KAS (Köln)

Gesamtbeurteilung der Klasse 8c (1943)

Gutachten über die Klasse 8 c.

Das Gesamtbild der Klasse ist in charakterlicher Hinsicht alle drei Oberstufenjahre hindurch recht erfreulich gewesen. Sämtliche Schülerinnen sind der Schule gegenüber stets positiv eingestellt gewesen und haben nie ernstliche Schwierigkeiten gemacht. Es spricht für die Klasse, daß sie ihre Sprecherinnen aus der Gruppe der verantwortungsvollsten und leistungsfähigsten Schülerinnen wählte.

Vom ersten Tag in der Oberstufe an hat die Klasse auch guten Arbeitseifer gezeigt; es ist eine ausgesprochene Lernklasse, die manchmal sogar übertrieb, indem sie zuweilen auch unwesentliche Dinge sich mit dem gleichen Eifer anzueignen suchte wie die wesentlichen und dann manchmal nicht mit der zur Verfügung stehenden Zeit für die Hausaufgaben zurechtkam. Ähnliches zeigte sich auch im Unterricht, wo manche Schülerinnen glaubten, jedes Wort mitschreiben zu müssen und dadurch Gefahr liefen, geistig unselbständig zu werden.

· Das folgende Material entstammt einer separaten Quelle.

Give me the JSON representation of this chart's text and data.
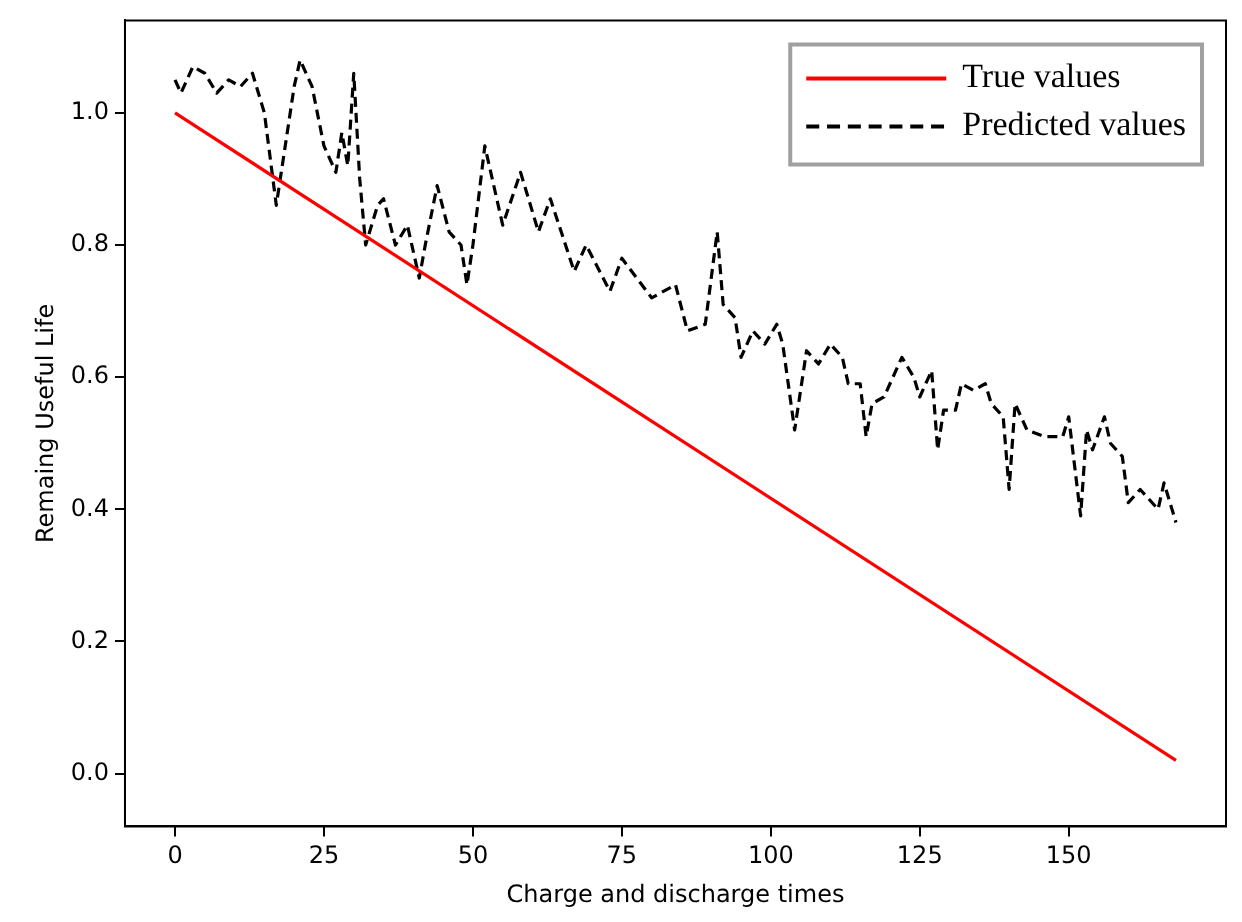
{
  "chart_data": {
    "type": "line",
    "xlabel": "Charge and discharge times",
    "ylabel": "Remaing Useful Life",
    "xlim": [
      -8.4,
      176.4
    ],
    "xticks": [
      0,
      25,
      50,
      75,
      100,
      125,
      150
    ],
    "ylim": [
      -0.08,
      1.14
    ],
    "yticks": [
      {
        "value": 0,
        "label": "0.0"
      },
      0.2,
      0.4,
      0.6,
      0.8,
      {
        "value": 1,
        "label": "1.0"
      }
    ],
    "legend": "top right",
    "grid": false,
    "marker": "none",
    "series": [
      {
        "name": "True values",
        "color": "#ff0000",
        "line_style": "solid",
        "x": [
          0,
          168
        ],
        "values": [
          1.0,
          0.02
        ]
      },
      {
        "name": "Predicted values",
        "color": "#000000",
        "line_style": "dashed",
        "x": [
          0,
          1,
          3,
          5,
          7,
          9,
          11,
          13,
          15,
          17,
          18,
          20,
          21,
          23,
          25,
          27,
          28,
          29,
          30,
          31,
          32,
          34,
          35,
          37,
          39,
          41,
          42,
          44,
          46,
          48,
          49,
          50,
          52,
          55,
          58,
          61,
          63,
          67,
          69,
          73,
          75,
          80,
          84,
          86,
          89,
          91,
          92,
          94,
          95,
          97,
          99,
          101,
          102,
          104,
          106,
          108,
          110,
          112,
          113,
          115,
          116,
          117,
          119,
          120,
          122,
          124,
          125,
          127,
          128,
          129,
          131,
          132,
          134,
          136,
          137,
          139,
          140,
          141,
          143,
          146,
          149,
          150,
          152,
          153,
          154,
          156,
          157,
          159,
          160,
          162,
          165,
          166,
          168
        ],
        "values": [
          1.05,
          1.03,
          1.07,
          1.06,
          1.03,
          1.05,
          1.04,
          1.06,
          1.0,
          0.86,
          0.92,
          1.04,
          1.08,
          1.04,
          0.95,
          0.91,
          0.97,
          0.92,
          1.06,
          0.9,
          0.8,
          0.86,
          0.87,
          0.8,
          0.83,
          0.75,
          0.8,
          0.89,
          0.82,
          0.8,
          0.74,
          0.8,
          0.95,
          0.83,
          0.91,
          0.82,
          0.87,
          0.76,
          0.8,
          0.73,
          0.78,
          0.72,
          0.74,
          0.67,
          0.68,
          0.82,
          0.71,
          0.69,
          0.63,
          0.67,
          0.65,
          0.68,
          0.65,
          0.52,
          0.64,
          0.62,
          0.65,
          0.63,
          0.59,
          0.59,
          0.51,
          0.56,
          0.57,
          0.59,
          0.63,
          0.6,
          0.57,
          0.61,
          0.49,
          0.55,
          0.55,
          0.59,
          0.58,
          0.59,
          0.56,
          0.54,
          0.43,
          0.56,
          0.52,
          0.51,
          0.51,
          0.54,
          0.39,
          0.52,
          0.49,
          0.54,
          0.5,
          0.48,
          0.41,
          0.43,
          0.4,
          0.44,
          0.38
        ]
      }
    ]
  }
}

Ein schöner Zug der Klasse ist ihre Einsatzbereitschaft gegenüber den Aufgaben, die der Krieg ihr stellte. So beteiligte sie sich immer mit beachtlichen Ergebnissen an der Altstoffsammlung, der Bücherspende für die Soldaten, an der Sammlung für die Kriegergräber, um nur einige Beispiele zu nennen. Nicht zuletzt leisteten alle mit innerer Bereitwilligkeit und in echter Hilfsbereitschaft ihren Kriegseinsatzdienst ab.

In gesundheitlicher Beziehung ist das Bild weniger günstig. Ein gutes Drittel der Schülerinnen leidet an gesundheitlichen Störungen schwererer Art, so daß verhältnismäßig viele Schulversäumnisse vorkamen. Aber keine einzige Schülerin wollte das gesteckte Ziel aufgeben, sondern alle setzen sich unentwegt für seine Erreichung – oft trotz wirklich großer Schwierigkeiten in gesundheitlicher Beziehung – ein.

Man sieht daher die Klasse ungern scheiden und wünscht ihr für die neuen Lebensaufgaben die Erhaltung ihres Leistungswillens.

Vorschläge für den deutschen Aufsatz der Reifeprüfung 1943

[Es ist offenbar keine Aufstellung der eingereichten Aufsatzthemen überliefert. Die folgende Aufgabenstellung wurde den Aufsätzen direkt entnommen. Sie wurde von allen Schülerinnen als Thema ausgewählt.]

 

1.) Der Sinn von Leutnant Kattes Tod. (Nach Paul Ernst: „Preussengeist“)


Beurteilung

Ilse U. ist körperlich zart und leidet an Asthmaanfällen, die glücklicherweise in der letzten Zeit nachgelassen haben. Trotz dieser gesundheitlichen Störungen wirkt sie heiter und unbeschwert, ist sie lebendig und umgänglich. Auch von gelegentlichen Mißerfolgen in der Schule läßt sie sich nicht allzu sehr niederdrücken, sondern findet schnell wieder zu ihrem Frohsinn zurück, der ihr meist als Schalk im Auge sitzt.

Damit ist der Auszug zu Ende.